Adaptations of Stephen King stories are notoriously hit and miss, but of them all, Maximum Overdrive is notorious for its unintentionally hilarious awfulness, underpinned by King himself having directed the feature. And now, its star Emilio Estevez has mentioned the film as one that he has little fondness for.
After Earth passes through the tail of a comet, all mechanical and electrical machines on the planet suddenly gain sentience and begin wantonly slaughtering humanity. People are machine-gunned by vending machines shooting soda cans, electrocuted by arcade cabinets, mauled by lawnmowers, and most frequently run over by various vehicles. Estevez plays an ex-con who attempts to lead survivors to safety, but after the group becomes trapped at a truck stop, they must make a stand against homicidal big rigs. In case you’re wondering, yes, it’s just as stupid as that sounds.
In an interview with Vanity Fair, Estevez had this to say about it:
“I’m not speaking out of class because he knows it’s a terrible movie, but Stephen King often talks about his one directorial experience on Maximum Overdrive, which I was in.

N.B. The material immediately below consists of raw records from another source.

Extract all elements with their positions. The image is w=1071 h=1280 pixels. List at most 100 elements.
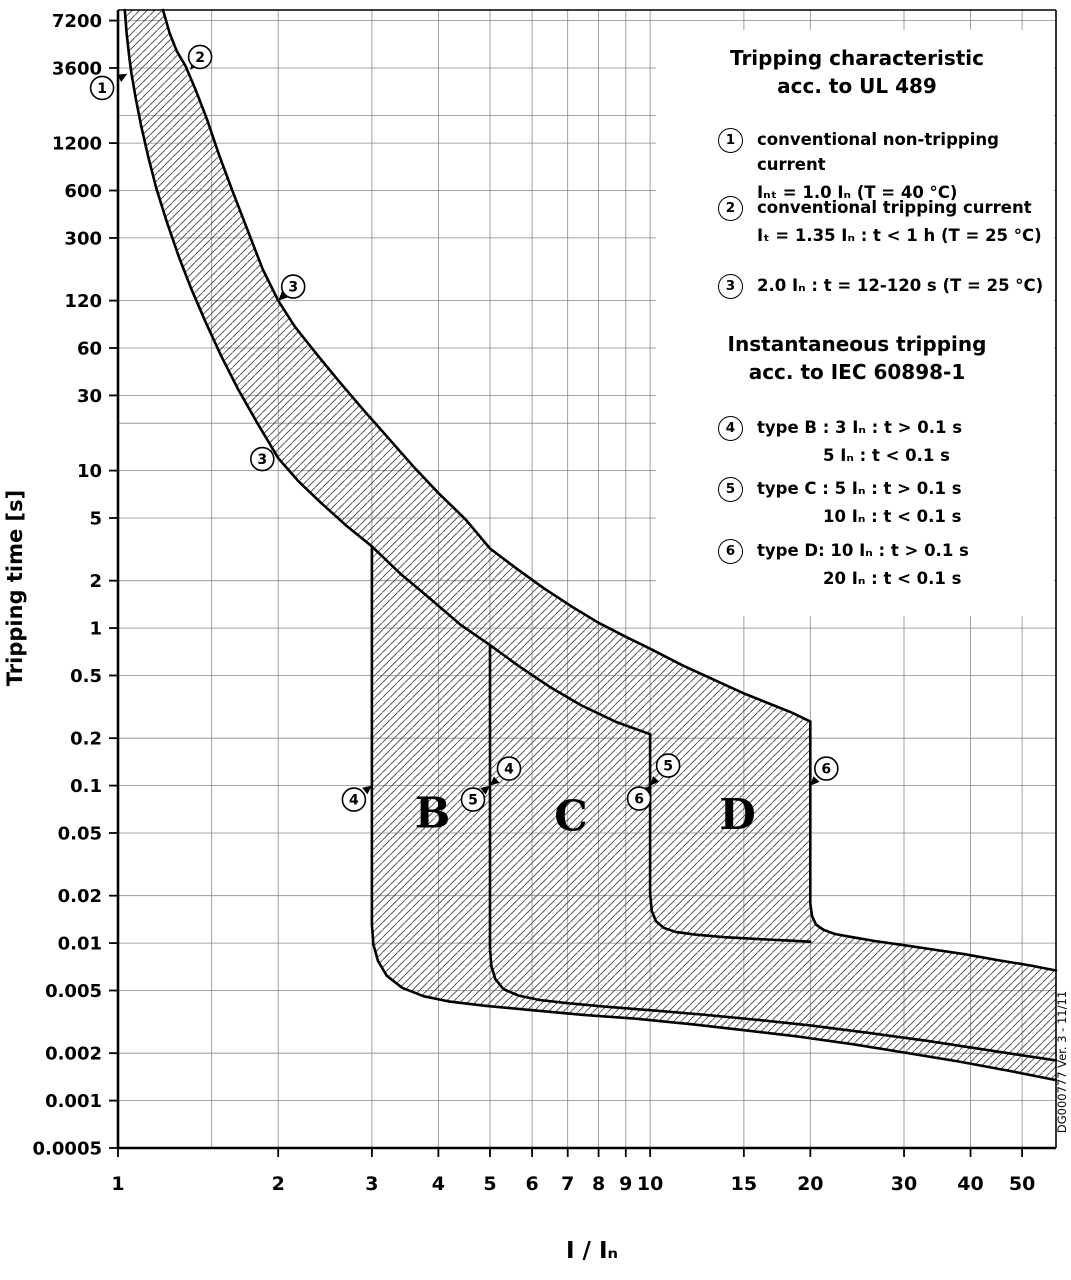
- hatched-tripping-zone: [124, 10, 1057, 1081]
- y-tick-label-30: 30: [77, 386, 102, 407]
- legend-item-4-line1: type B : 3 Iₙ : t > 0.1 s: [757, 418, 963, 437]
- marker-circle-1-0: [89, 75, 115, 101]
- y-tick-label-0.5: 0.5: [70, 666, 102, 687]
- x-tick-label-10: 10: [637, 1173, 663, 1195]
- legend-badge-1: 1: [718, 128, 743, 153]
- y-tick-label-0.02: 0.02: [58, 886, 102, 907]
- legend-backdrop: [656, 30, 1054, 616]
- marker-circle-3-2: [280, 274, 306, 299]
- y-tick-label-5: 5: [89, 509, 102, 530]
- legend-item-1-formula: Iₙₜ = 1.0 Iₙ (T = 40 °C): [757, 183, 958, 202]
- region-label-D: D: [719, 790, 755, 839]
- x-tick-label-4: 4: [432, 1173, 445, 1195]
- legend-badge-4: 4: [718, 416, 743, 441]
- curve-d_right_boundary: [809, 720, 1058, 972]
- x-tick-label-15: 15: [731, 1173, 757, 1195]
- y-tick-label-2: 2: [89, 571, 102, 592]
- document-reference: DG000777 Ver. 3 - 11/11: [1055, 991, 1069, 1133]
- legend-badge-3: 3: [718, 274, 743, 299]
- legend-badge-5: 5: [718, 477, 743, 502]
- marker-circle-6-8: [626, 786, 652, 811]
- curve-upper_thermal: [161, 8, 812, 723]
- x-tick-label-1: 1: [111, 1173, 124, 1195]
- x-tick-label-3: 3: [365, 1173, 378, 1195]
- x-tick-label-8: 8: [592, 1173, 605, 1195]
- x-tick-label-20: 20: [797, 1173, 823, 1195]
- legend-item-2-text: conventional tripping current: [757, 198, 1032, 217]
- marker-number-5-6: 5: [468, 793, 478, 809]
- marker-circle-5-6: [460, 787, 486, 812]
- marker-circle-4-5: [496, 756, 522, 781]
- x-axis-title: I / Iₙ: [566, 1238, 618, 1264]
- legend-item-6-line2: 20 Iₙ : t < 0.1 s: [823, 569, 962, 588]
- marker-arrow-4-5: [490, 776, 500, 786]
- marker-arrow-6-9: [810, 776, 820, 786]
- y-tick-label-1200: 1200: [52, 134, 102, 155]
- marker-number-4-4: 4: [349, 793, 359, 809]
- legend-item-1: 1 conventional non-tripping current Iₙₜ …: [718, 127, 1054, 205]
- region-label-B: B: [415, 789, 451, 838]
- x-tick-label-40: 40: [957, 1173, 983, 1195]
- curve-lower_thermal: [123, 8, 652, 736]
- y-tick-label-1: 1: [89, 619, 102, 640]
- legend-item-1-text: conventional non-tripping current: [757, 130, 999, 174]
- legend-item-5-line2: 10 Iₙ : t < 0.1 s: [823, 507, 962, 526]
- y-axis-title: Tripping time [s]: [3, 490, 27, 687]
- legend-subtitle-line2: acc. to IEC 60898-1: [748, 360, 966, 384]
- legend-badge-6: 6: [718, 539, 743, 564]
- curve-b_left_boundary: [370, 545, 1058, 1082]
- x-tick-label-9: 9: [619, 1173, 632, 1195]
- marker-circle-6-9: [813, 756, 839, 781]
- region-label-C: C: [554, 791, 587, 840]
- y-tick-label-7200: 7200: [52, 11, 102, 32]
- y-tick-label-300: 300: [64, 228, 102, 249]
- y-tick-label-60: 60: [77, 339, 102, 360]
- marker-number-3-3: 3: [257, 452, 267, 468]
- marker-number-6-8: 6: [634, 792, 644, 808]
- legend-subtitle-line1: Instantaneous tripping: [727, 332, 987, 356]
- y-tick-label-0.01: 0.01: [58, 934, 102, 955]
- x-tick-label-6: 6: [525, 1173, 538, 1195]
- marker-circle-5-7: [655, 753, 681, 778]
- y-tick-label-0.1: 0.1: [70, 776, 102, 797]
- x-tick-label-7: 7: [561, 1173, 574, 1195]
- legend-title-line2: acc. to UL 489: [777, 74, 937, 98]
- y-tick-label-10: 10: [77, 461, 102, 482]
- marker-arrow-1-0: [117, 73, 128, 82]
- y-tick-label-0.05: 0.05: [58, 824, 102, 845]
- marker-arrow-3-2: [278, 291, 288, 301]
- curve-d_left_boundary: [648, 732, 812, 943]
- marker-number-2-1: 2: [195, 50, 205, 66]
- y-tick-label-600: 600: [64, 181, 102, 202]
- marker-number-4-5: 4: [504, 762, 514, 778]
- y-tick-label-0.001: 0.001: [45, 1091, 102, 1112]
- marker-arrow-5-6: [480, 785, 490, 795]
- legend-subtitle: Instantaneous tripping acc. to IEC 60898…: [660, 330, 1054, 386]
- y-tick-label-120: 120: [64, 291, 102, 312]
- marker-circle-2-1: [187, 44, 213, 70]
- legend-item-6: 6 type D: 10 Iₙ : t > 0.1 s 20 Iₙ : t < …: [718, 538, 969, 591]
- marker-circle-4-4: [341, 787, 367, 812]
- curve-c_left_boundary: [488, 643, 1058, 1062]
- y-tick-label-0.0005: 0.0005: [33, 1139, 102, 1160]
- y-tick-label-3600: 3600: [52, 59, 102, 80]
- x-tick-label-50: 50: [1009, 1173, 1035, 1195]
- marker-number-1-0: 1: [97, 81, 107, 97]
- x-tick-label-30: 30: [891, 1173, 917, 1195]
- legend-item-4-line2: 5 Iₙ : t < 0.1 s: [823, 446, 950, 465]
- legend-item-2: 2 conventional tripping current Iₜ = 1.3…: [718, 195, 1042, 248]
- legend-badge-2: 2: [718, 196, 743, 221]
- legend-title: Tripping characteristic acc. to UL 489: [660, 44, 1054, 100]
- legend-title-line1: Tripping characteristic: [730, 46, 984, 70]
- y-tick-label-0.005: 0.005: [45, 981, 102, 1002]
- y-tick-label-0.2: 0.2: [70, 729, 102, 750]
- legend-item-6-line1: type D: 10 Iₙ : t > 0.1 s: [757, 541, 969, 560]
- x-tick-label-5: 5: [483, 1173, 496, 1195]
- legend-item-4: 4 type B : 3 Iₙ : t > 0.1 s 5 Iₙ : t < 0…: [718, 415, 962, 468]
- legend-item-5-line1: type C : 5 Iₙ : t > 0.1 s: [757, 479, 962, 498]
- legend-item-5: 5 type C : 5 Iₙ : t > 0.1 s 10 Iₙ : t < …: [718, 476, 962, 529]
- legend-item-3-formula: 2.0 Iₙ : t = 12-120 s (T = 25 °C): [757, 276, 1044, 295]
- marker-number-3-2: 3: [288, 280, 298, 296]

The few times that I’ve connected with him over the years, he’s like ‘Can you forgive me for that?’ I think at one point my mom said, ‘Why’d you do that movie?’ I said, ‘I wanted to work with Stephen King.’ And she said, ‘Couldn’t you have helped him paint his house?’”
There’s no controversy in the statement since, as Estevez states, King is well aware of just how bad the film is and has freely admitted it on several occasions, as well as the fact that he had absolutely no idea what he was doing when put in charge of a production, and after learning his lesson vowed to never step behind the camera again.
No actor wants to be employed by a director without the necessary skill for the job, as the finished product can often reflect poorly on their own talent, so Estevez is certainly justified in his lack of affection for the experience. Regardless, Maximum Overdrive is now something of a cult classic in some circles, enjoyed by fans of so-bad-it’s-good dreck who find its jarring tonal dissonance between comedy and horror highly entertaining precisely because of how incompetently it’s executed.